Para Cordulina, estimada cozinheira negra na casa de minha avó, Santa.
Acabo de ler o livro de Ana Maria Gonçalves (Editora Record, Rio de Janeiro, 2024): Um defeito de cor. Além de constituir o relato de uma saga coletiva, é um mapa social. Onde se encontram pecados e virtudes, céu e terra, amor e ódio, liberdade e grilhões. Onde se reconhece o Brasil. Infelizmente, o Brasil de hoje.
Não por pura coincidência, ao concluir a leitura do livro, dei com uma notícia na tv. No Rio Grande do Sul, um grupo de policiais militares abordou, agrediu e algemou um negro que havia denunciado um constrangimento a si.
Foi detido e levado à delegacia. Com o questionamento do governador e de dois ministros de Estado, o assunto ganhou manchete. E o negro detido, recebeu a liberdade provisória. Dias atrás, foi um entregador, no Rio de Janeiro, açoitado por uma mulher branca em Copacabana. Sentindo-se incomodada com a presença do trabalhador na calçada.
O livro foi transformado em poema, cantado pelo povo na Sapucaí, no desfile da escola de Samba Portela. Desfile deste ano. O enredo, escrito por dois jovens negros, é um belo estandarte musical. Acentua o sofrimento do negro escravo. Mas confere, nos versos, uma leveza que é mensagem de esperança.
Tratar de racismo, no Brasil, impõe duas anotações iniciais: a primeira é que racismo é problema de todos. E não só dos negros. Porque envolve a sociedade inteira nas suas relações de cidadania. E, daí, abrange justiça, educação, oportunidade. Num país em que 60% da população se declara, em pesquisa, parda. Mulata. Misturada.
A segunda anotação é que combater o racismo não é apenas ocupar gerências, ou nivelar salários. É ocupar espaço de decisão: diretorias, presidências. É decidir, comprometer, orçar, alocar. E, por fim, acabar com a impunidade. Numa palavra, talvez se pudesse dizer, por concisão, que combater o racismo é acabar com a impunidade.

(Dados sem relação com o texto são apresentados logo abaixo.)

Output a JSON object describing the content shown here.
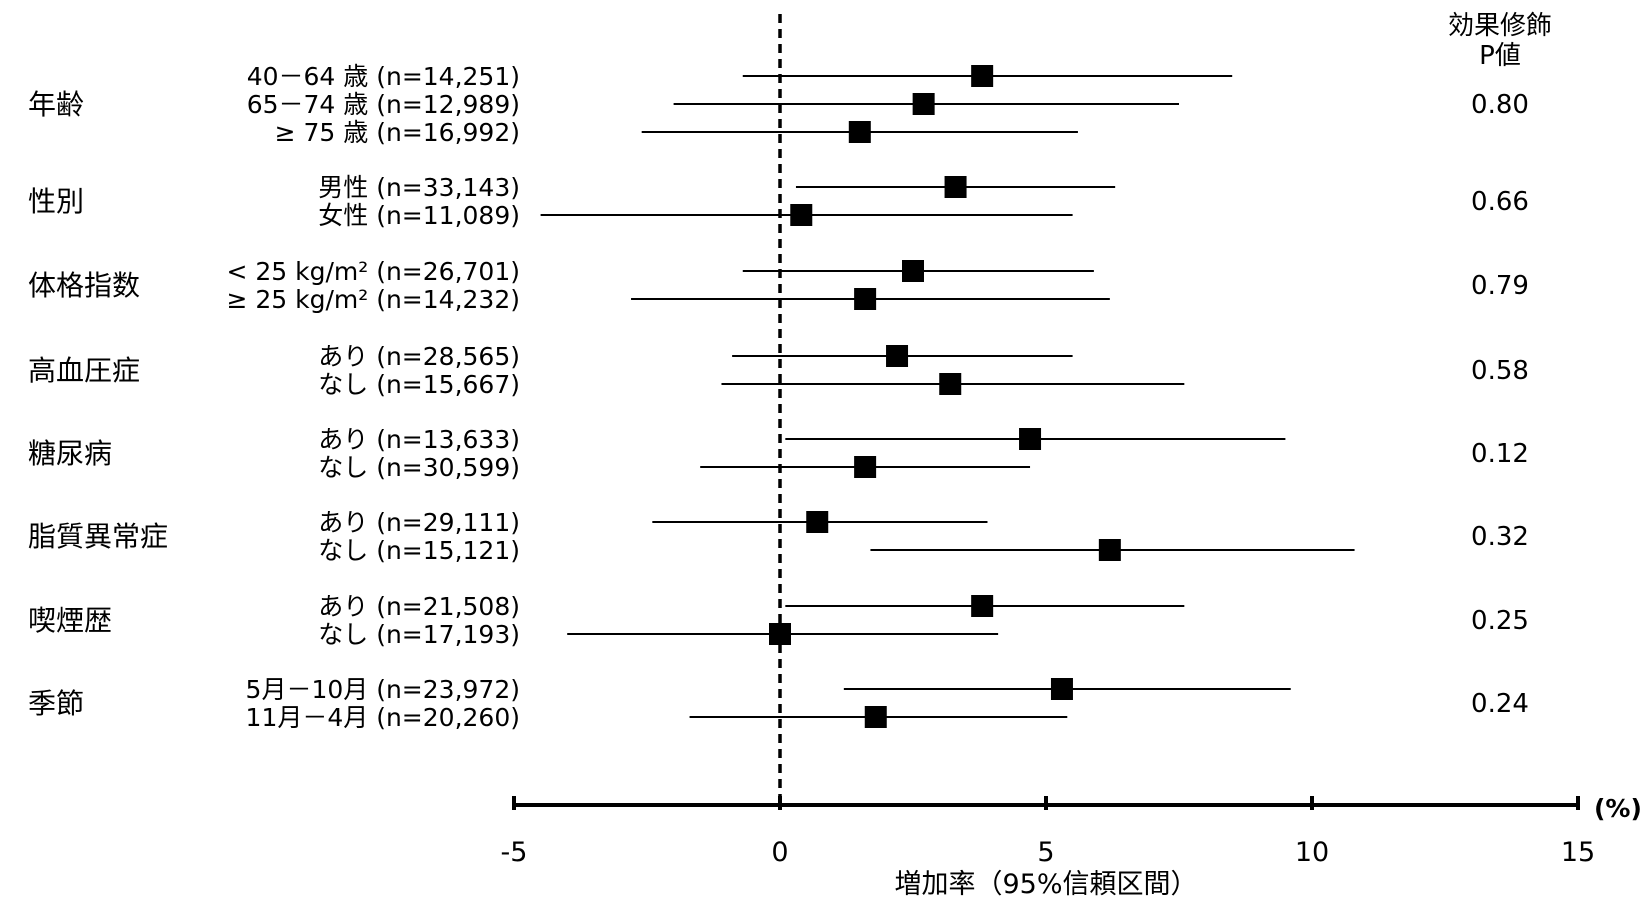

Em entrevista dada a Míriam Leitão, esta noite, a autora, Ana Maria Gonçalves, disse: meu livro é uma carta a meu filho. E, nele, eu ajudo na busca da identidade dos negros. E a identidade dos negros, continua ela, não é tarefa dos brancos. É ofício dos negros. E esse ofício começou com a política de cotas.
Por que? indagou Míriam Leitão. A autora respondeu: porque a cota é um modo de distribuir poder. E, por enquanto, o poder está concentrado nas mãos dos brancos. A distribuição do poder, no Brasil, do ponto de vista racial, disse Ana Maria Gonçalves, começou com as cotas. Porque, aí, os negros botaram o pé na universidade. E a cabeça no conhecimento.

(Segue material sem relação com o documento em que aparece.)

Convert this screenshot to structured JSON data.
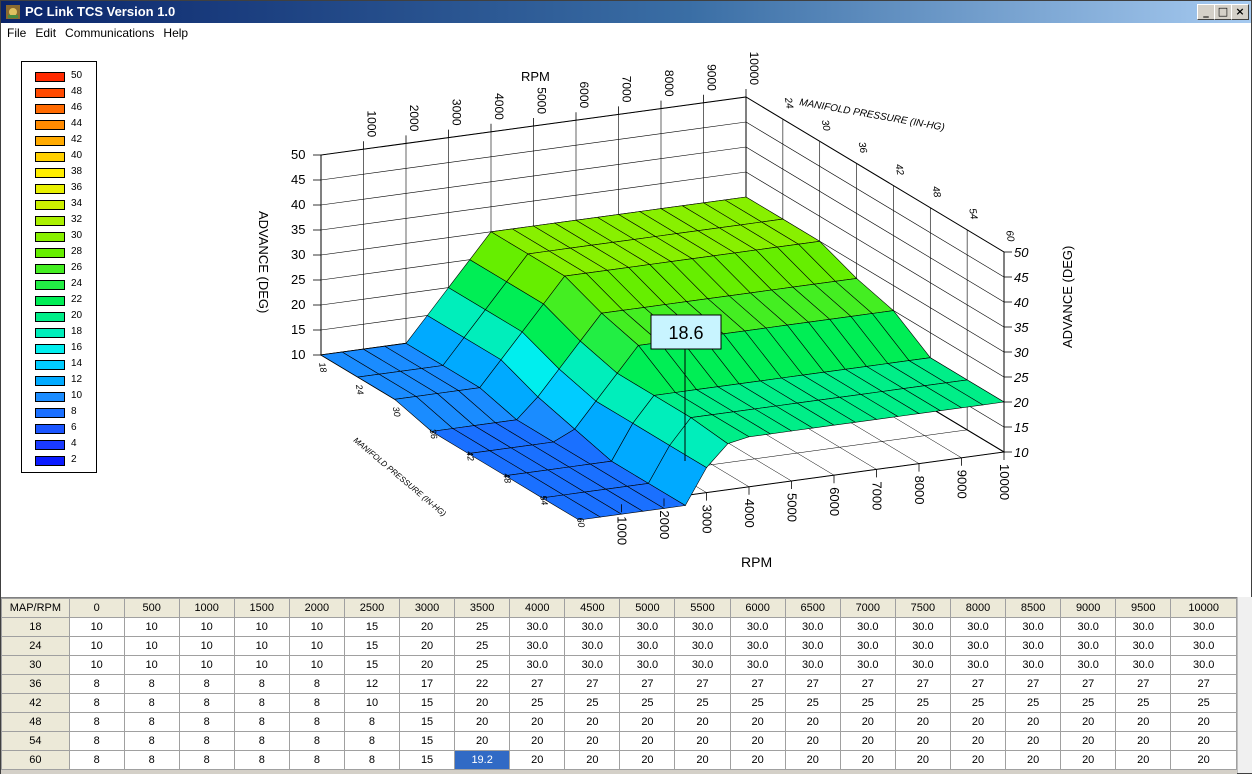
{
  "window": {
    "title": "PC Link TCS Version 1.0",
    "controls": [
      "_",
      "□",
      "×"
    ]
  },
  "menu": [
    "File",
    "Edit",
    "Communications",
    "Help"
  ],
  "legend": {
    "entries": [
      {
        "label": "50",
        "color": "#ff2a00"
      },
      {
        "label": "48",
        "color": "#ff4a00"
      },
      {
        "label": "46",
        "color": "#ff6a00"
      },
      {
        "label": "44",
        "color": "#ff8a00"
      },
      {
        "label": "42",
        "color": "#ffaa00"
      },
      {
        "label": "40",
        "color": "#ffd000"
      },
      {
        "label": "38",
        "color": "#ffee00"
      },
      {
        "label": "36",
        "color": "#e8f000"
      },
      {
        "label": "34",
        "color": "#ccf000"
      },
      {
        "label": "32",
        "color": "#aaf000"
      },
      {
        "label": "30",
        "color": "#88f000"
      },
      {
        "label": "28",
        "color": "#66ee00"
      },
      {
        "label": "26",
        "color": "#44ee22"
      },
      {
        "label": "24",
        "color": "#22ee44"
      },
      {
        "label": "22",
        "color": "#00ee55"
      },
      {
        "label": "20",
        "color": "#00ee88"
      },
      {
        "label": "18",
        "color": "#00eebb"
      },
      {
        "label": "16",
        "color": "#00eeee"
      },
      {
        "label": "14",
        "color": "#00ccff"
      },
      {
        "label": "12",
        "color": "#00aaff"
      },
      {
        "label": "10",
        "color": "#1a8cff"
      },
      {
        "label": "8",
        "color": "#1a70ff"
      },
      {
        "label": "6",
        "color": "#1a55ff"
      },
      {
        "label": "4",
        "color": "#1a3aff"
      },
      {
        "label": "2",
        "color": "#0a1aff"
      }
    ]
  },
  "plot": {
    "rpm_title_top": "RPM",
    "rpm_title_bottom": "RPM",
    "map_title_top": "MANIFOLD PRESSURE (IN-HG)",
    "map_title_left": "MANIFOLD PRESSURE (IN-HG)",
    "advance_title_left": "ADVANCE (DEG)",
    "advance_title_right": "ADVANCE (DEG)",
    "rpm_ticks": [
      "1000",
      "2000",
      "3000",
      "4000",
      "5000",
      "6000",
      "7000",
      "8000",
      "9000",
      "10000"
    ],
    "map_ticks": [
      "24",
      "30",
      "36",
      "42",
      "48",
      "54",
      "60"
    ],
    "advance_ticks": [
      "10",
      "15",
      "20",
      "25",
      "30",
      "35",
      "40",
      "45",
      "50"
    ],
    "map_ticks_left": [
      "18",
      "24",
      "30",
      "36",
      "42",
      "48",
      "54",
      "60"
    ],
    "advance_ticks_right": [
      "10",
      "15",
      "20",
      "25",
      "30",
      "35",
      "40",
      "45",
      "50"
    ],
    "hover_value": "18.6",
    "colors": {
      "low": "#1a70ff",
      "mid": "#00eeee",
      "high": "#33ee00"
    }
  },
  "table": {
    "corner": "MAP/RPM",
    "columns": [
      "0",
      "500",
      "1000",
      "1500",
      "2000",
      "2500",
      "3000",
      "3500",
      "4000",
      "4500",
      "5000",
      "5500",
      "6000",
      "6500",
      "7000",
      "7500",
      "8000",
      "8500",
      "9000",
      "9500",
      "10000"
    ],
    "rows": [
      {
        "map": "18",
        "values": [
          "10",
          "10",
          "10",
          "10",
          "10",
          "15",
          "20",
          "25",
          "30.0",
          "30.0",
          "30.0",
          "30.0",
          "30.0",
          "30.0",
          "30.0",
          "30.0",
          "30.0",
          "30.0",
          "30.0",
          "30.0",
          "30.0"
        ]
      },
      {
        "map": "24",
        "values": [
          "10",
          "10",
          "10",
          "10",
          "10",
          "15",
          "20",
          "25",
          "30.0",
          "30.0",
          "30.0",
          "30.0",
          "30.0",
          "30.0",
          "30.0",
          "30.0",
          "30.0",
          "30.0",
          "30.0",
          "30.0",
          "30.0"
        ]
      },
      {
        "map": "30",
        "values": [
          "10",
          "10",
          "10",
          "10",
          "10",
          "15",
          "20",
          "25",
          "30.0",
          "30.0",
          "30.0",
          "30.0",
          "30.0",
          "30.0",
          "30.0",
          "30.0",
          "30.0",
          "30.0",
          "30.0",
          "30.0",
          "30.0"
        ]
      },
      {
        "map": "36",
        "values": [
          "8",
          "8",
          "8",
          "8",
          "8",
          "12",
          "17",
          "22",
          "27",
          "27",
          "27",
          "27",
          "27",
          "27",
          "27",
          "27",
          "27",
          "27",
          "27",
          "27",
          "27"
        ]
      },
      {
        "map": "42",
        "values": [
          "8",
          "8",
          "8",
          "8",
          "8",
          "10",
          "15",
          "20",
          "25",
          "25",
          "25",
          "25",
          "25",
          "25",
          "25",
          "25",
          "25",
          "25",
          "25",
          "25",
          "25"
        ]
      },
      {
        "map": "48",
        "values": [
          "8",
          "8",
          "8",
          "8",
          "8",
          "8",
          "15",
          "20",
          "20",
          "20",
          "20",
          "20",
          "20",
          "20",
          "20",
          "20",
          "20",
          "20",
          "20",
          "20",
          "20"
        ]
      },
      {
        "map": "54",
        "values": [
          "8",
          "8",
          "8",
          "8",
          "8",
          "8",
          "15",
          "20",
          "20",
          "20",
          "20",
          "20",
          "20",
          "20",
          "20",
          "20",
          "20",
          "20",
          "20",
          "20",
          "20"
        ]
      },
      {
        "map": "60",
        "values": [
          "8",
          "8",
          "8",
          "8",
          "8",
          "8",
          "15",
          "19.2",
          "20",
          "20",
          "20",
          "20",
          "20",
          "20",
          "20",
          "20",
          "20",
          "20",
          "20",
          "20",
          "20"
        ]
      }
    ],
    "selected": {
      "row": 7,
      "col": 7
    }
  }
}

No final do século 19, Joaquim Nabuco, foi proprietário e abolicionista, monarquista e embaixador brasileiro designado pelo presidente da República. Não foi um homem contraditório. Foi um servidor da nação. Publicou O Abolicionismo. No qual defendeu que, mais importante do que extinguir a escravidão, era acabar com os efeitos da escravidão. Isto é, com a ignorância e com a inaptidão ocupacional.
Nesse livro, Nabuco escreveu: “Escravidão não significa somente relação entre escravo e senhor; significa muito mais: a soma do poderio, da influência, do capital, da clientela dos senhores; o feudalismo fincado no interior; a dependência”.
Tomando o título do livro e, nele, a palavra defeito, é de se perguntar: que defeito o de Pinxiguinha ! que defeito o de Cartola ! que defeito o de Pelé ! que defeito o de Ingrid Silva ! que defeito o de Joaquim Barbosa !
Nas páginas finais do livro, a autora escreve: “Não tenho defeito algum e, talvez para mim, ser preta foi e é uma grande qualidade, pois se fosse branca não teria me esforçado tanto para provar do que sou capaz, e a vida não teria exigido tanto esforço e recompensado com tanto êxito”.